Little else has impacted enterprise operations like the emergence of IT, but many organisations are still lagging behind when it comes to effect management and development.
Risk management, information assurance, governance and continuity management are all areas that enterprises need to address in order to assure control over IT operations, as failing to do so can mean new technologies and trends are never fully utilised.
There are a number of frameworks and methodologies that can support enterprises in these areas, and all deserve consideration.
This article will explore one of these frameworks, SABSA, the necessary certification programs to ensure effective use, and a breakdown of exactly what it is
What is SABSA
SABSA, like ITIL, is a framework that has been proven through extensive development, and is currently used to great effect around the globe. It's largely utilised by enterprises to meet a variety of needs, including risk management, information assurance, IT governance and continuity management.
It's currently the world's leading open security architecture framework, and for good reason. SABSA is a top-to-bottom framework and methodology designed specifically to manage security in a business driven model.
By handling the process from when it's conceived, through to conceptualisation, design and implementation, security is assured.
Following inception in 1995, organisations across a variety of sectors and industries have adopted SABSA as the framework of choice. Through integration, SABSA ensure that enterprise needs are fully met, and security services are designed, delivered and supported as part of the business.
Organisations need to consider how frameworks like SABSA can advance and secure operations, and undertake the necessary training and courses to educate personnel. Following an understanding of SABSA, enterprises can move forward with a higher level of security, risk management and IT governance.
The SABSA roadmap
A certification program is the best way for an enterprise to take advantage of SABSA, and it's important to understand how the program works. The ALC Training program, for example, is structured into three areas, outlined below.

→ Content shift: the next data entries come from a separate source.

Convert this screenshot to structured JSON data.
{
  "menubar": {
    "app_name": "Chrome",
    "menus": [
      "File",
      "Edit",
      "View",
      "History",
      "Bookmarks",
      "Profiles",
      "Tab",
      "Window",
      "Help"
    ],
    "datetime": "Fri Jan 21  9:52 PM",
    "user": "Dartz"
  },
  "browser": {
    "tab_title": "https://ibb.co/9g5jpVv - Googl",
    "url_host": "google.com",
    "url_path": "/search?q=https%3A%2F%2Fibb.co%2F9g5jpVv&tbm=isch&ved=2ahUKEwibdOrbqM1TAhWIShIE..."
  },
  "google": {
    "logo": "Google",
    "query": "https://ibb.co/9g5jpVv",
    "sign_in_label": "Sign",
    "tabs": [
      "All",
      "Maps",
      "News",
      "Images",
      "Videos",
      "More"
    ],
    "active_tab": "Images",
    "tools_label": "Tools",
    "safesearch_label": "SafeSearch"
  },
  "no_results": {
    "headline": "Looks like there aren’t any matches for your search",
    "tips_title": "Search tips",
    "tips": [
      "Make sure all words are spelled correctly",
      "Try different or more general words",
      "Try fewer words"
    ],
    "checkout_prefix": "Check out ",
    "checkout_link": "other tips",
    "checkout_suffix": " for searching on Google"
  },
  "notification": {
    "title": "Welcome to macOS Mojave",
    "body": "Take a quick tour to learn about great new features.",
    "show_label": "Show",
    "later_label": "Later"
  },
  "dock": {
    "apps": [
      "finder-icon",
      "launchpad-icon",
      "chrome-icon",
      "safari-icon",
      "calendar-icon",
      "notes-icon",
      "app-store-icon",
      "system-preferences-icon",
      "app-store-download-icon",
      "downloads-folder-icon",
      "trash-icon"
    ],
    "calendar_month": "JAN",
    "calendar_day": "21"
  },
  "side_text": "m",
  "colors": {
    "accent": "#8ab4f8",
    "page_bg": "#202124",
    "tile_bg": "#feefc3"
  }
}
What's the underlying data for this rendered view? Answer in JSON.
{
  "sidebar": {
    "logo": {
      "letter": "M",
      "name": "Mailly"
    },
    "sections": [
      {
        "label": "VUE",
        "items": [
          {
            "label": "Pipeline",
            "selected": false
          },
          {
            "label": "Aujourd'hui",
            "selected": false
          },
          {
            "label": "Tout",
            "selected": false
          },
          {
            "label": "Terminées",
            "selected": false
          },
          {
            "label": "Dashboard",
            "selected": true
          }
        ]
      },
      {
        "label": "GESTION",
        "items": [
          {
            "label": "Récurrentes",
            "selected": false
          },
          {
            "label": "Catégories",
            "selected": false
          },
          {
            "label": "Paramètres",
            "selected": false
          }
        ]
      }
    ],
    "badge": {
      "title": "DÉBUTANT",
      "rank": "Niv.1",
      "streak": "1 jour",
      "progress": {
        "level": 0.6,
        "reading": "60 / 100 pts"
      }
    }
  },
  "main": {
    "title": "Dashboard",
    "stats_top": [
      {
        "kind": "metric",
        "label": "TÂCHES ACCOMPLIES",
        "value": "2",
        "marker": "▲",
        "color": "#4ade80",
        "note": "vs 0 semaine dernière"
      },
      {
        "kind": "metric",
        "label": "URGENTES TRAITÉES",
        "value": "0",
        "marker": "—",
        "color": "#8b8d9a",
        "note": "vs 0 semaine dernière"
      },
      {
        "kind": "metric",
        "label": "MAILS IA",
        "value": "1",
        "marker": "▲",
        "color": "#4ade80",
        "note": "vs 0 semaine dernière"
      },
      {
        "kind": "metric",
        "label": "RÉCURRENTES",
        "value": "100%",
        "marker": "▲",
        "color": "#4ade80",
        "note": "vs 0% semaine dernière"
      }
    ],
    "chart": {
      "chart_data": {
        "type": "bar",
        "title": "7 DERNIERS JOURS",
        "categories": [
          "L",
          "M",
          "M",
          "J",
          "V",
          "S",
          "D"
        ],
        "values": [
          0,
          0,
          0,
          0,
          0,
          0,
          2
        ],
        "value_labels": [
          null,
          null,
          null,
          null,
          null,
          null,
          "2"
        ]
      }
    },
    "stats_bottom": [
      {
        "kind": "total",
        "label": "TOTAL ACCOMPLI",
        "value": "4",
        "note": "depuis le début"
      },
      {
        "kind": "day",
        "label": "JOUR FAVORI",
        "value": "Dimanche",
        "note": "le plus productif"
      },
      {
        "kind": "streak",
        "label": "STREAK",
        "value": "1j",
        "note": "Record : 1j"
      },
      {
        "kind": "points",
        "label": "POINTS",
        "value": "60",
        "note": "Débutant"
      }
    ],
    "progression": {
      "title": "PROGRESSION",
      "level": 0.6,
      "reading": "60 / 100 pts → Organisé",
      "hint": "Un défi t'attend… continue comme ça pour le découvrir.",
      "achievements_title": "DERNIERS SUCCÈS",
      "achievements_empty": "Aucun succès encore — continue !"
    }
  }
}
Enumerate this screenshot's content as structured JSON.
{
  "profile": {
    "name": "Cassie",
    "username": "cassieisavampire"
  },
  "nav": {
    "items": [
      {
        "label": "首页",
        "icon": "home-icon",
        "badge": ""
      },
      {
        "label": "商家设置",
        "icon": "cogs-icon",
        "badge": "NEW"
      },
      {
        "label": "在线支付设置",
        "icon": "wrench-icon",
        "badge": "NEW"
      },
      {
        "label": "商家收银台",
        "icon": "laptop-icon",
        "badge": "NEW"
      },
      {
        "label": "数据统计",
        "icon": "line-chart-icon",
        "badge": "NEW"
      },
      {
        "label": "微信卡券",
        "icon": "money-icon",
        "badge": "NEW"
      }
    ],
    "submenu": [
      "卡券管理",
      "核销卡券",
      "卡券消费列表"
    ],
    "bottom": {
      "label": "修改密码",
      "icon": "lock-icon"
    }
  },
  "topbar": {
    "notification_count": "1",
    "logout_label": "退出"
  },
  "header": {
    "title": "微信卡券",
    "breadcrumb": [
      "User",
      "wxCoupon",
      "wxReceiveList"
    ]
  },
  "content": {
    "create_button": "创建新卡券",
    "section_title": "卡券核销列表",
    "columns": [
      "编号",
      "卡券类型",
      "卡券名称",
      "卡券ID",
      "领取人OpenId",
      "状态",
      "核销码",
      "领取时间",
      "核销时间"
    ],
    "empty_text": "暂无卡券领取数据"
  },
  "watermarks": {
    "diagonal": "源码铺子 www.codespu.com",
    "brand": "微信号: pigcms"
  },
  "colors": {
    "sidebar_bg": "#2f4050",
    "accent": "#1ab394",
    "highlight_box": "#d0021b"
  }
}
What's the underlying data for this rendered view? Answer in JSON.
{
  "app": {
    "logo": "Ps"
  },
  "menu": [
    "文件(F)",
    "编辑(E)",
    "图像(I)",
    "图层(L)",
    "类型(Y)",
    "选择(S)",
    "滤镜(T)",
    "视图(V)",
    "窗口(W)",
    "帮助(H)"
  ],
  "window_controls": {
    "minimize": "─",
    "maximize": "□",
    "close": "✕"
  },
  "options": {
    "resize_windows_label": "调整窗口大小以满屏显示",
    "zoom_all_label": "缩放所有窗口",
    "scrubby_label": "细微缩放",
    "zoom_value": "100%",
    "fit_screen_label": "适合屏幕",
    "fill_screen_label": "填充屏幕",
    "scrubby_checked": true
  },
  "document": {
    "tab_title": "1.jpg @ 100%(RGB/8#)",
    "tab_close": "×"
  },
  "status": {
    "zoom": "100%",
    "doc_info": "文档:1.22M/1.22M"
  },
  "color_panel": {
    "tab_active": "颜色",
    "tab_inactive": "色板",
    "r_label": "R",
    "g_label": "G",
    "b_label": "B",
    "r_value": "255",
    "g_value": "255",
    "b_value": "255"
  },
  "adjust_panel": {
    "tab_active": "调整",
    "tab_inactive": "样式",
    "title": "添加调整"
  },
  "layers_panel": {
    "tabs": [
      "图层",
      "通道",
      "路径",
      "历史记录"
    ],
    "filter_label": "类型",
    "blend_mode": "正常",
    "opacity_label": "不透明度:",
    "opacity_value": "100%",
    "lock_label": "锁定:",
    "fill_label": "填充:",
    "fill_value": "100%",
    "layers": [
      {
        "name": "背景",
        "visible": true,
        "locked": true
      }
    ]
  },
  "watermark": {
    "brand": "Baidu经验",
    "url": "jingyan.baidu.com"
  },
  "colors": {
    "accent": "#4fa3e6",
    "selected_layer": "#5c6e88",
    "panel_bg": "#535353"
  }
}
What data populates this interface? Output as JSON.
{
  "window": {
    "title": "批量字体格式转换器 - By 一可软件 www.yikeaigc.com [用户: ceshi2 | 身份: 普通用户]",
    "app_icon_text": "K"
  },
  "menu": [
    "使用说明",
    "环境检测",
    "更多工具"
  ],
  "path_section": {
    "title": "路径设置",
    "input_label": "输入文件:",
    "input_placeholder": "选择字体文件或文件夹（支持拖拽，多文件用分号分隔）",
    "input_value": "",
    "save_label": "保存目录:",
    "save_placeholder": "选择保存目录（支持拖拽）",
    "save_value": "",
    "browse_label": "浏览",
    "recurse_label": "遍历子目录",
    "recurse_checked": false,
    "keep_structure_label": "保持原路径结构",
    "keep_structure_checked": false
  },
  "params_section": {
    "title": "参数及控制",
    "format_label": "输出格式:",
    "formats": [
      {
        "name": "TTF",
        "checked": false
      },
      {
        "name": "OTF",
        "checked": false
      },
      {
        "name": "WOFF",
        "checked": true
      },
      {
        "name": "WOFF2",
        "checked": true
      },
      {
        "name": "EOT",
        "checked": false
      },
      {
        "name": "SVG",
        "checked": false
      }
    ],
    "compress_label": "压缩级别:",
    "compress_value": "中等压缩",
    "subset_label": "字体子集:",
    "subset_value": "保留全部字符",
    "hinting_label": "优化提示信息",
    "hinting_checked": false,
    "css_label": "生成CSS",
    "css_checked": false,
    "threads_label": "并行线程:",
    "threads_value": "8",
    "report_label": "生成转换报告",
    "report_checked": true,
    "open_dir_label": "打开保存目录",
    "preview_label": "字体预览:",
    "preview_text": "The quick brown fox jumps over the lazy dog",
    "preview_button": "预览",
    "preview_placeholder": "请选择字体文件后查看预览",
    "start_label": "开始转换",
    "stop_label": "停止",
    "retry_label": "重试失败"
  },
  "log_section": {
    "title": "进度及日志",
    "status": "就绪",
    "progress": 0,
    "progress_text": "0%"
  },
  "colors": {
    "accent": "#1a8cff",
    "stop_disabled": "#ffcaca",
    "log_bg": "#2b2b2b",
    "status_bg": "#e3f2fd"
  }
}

- Foundation – This forms as a base for certification, and is both mandatory and essential for any further forms of training. Building a strong understanding during a foundation course can develop a solid base for later modules.
- Advanced Modules – The middle stage before topical masters classes, advanced modules count towards the later stages.
- Topical Master classes – These are two-day non-exam events, designed to cover any speciality areas of interest to the business. The classes offer credits toward certification, helping to make the process easier.
Architectural design
For those within the business who want to take SABSA certification further, the Advanced courses are the best approach. The chartered architect programme is a certification awarded by the SABSA Institute, and can help to further the knowledge of those who have already undertaken Foundation training and developed field experience.
The SABSA Module A3 course focuses on group discussions, personal research and even practical workshops, as opposed to teaching new materials. This isn't a technology course, however, as it's designed to teach SABSA process application to architecture development and design for businesses.
Risk, Assurance and Governance
Once a groundwork of SABSA knowledge has been laid, developed and tested, enterprises can begin to develop and demonstrate confidence of SABSA with the advanced risk assurance and governance modules.
These are designed to achieve valuable results for both the benefit of the business and the individual. This module is able to provide employers and peers with confidence that a successful SABSA candidate has demonstrated capability in a number of areas.
Candidates should effectively be able to analyse and assess business problems and business requirements, and apply their skills under the pressure of examinations.
SABSA training needs to be considered by enterprises, and training given to staff in order to effectively ensure risk management and governance.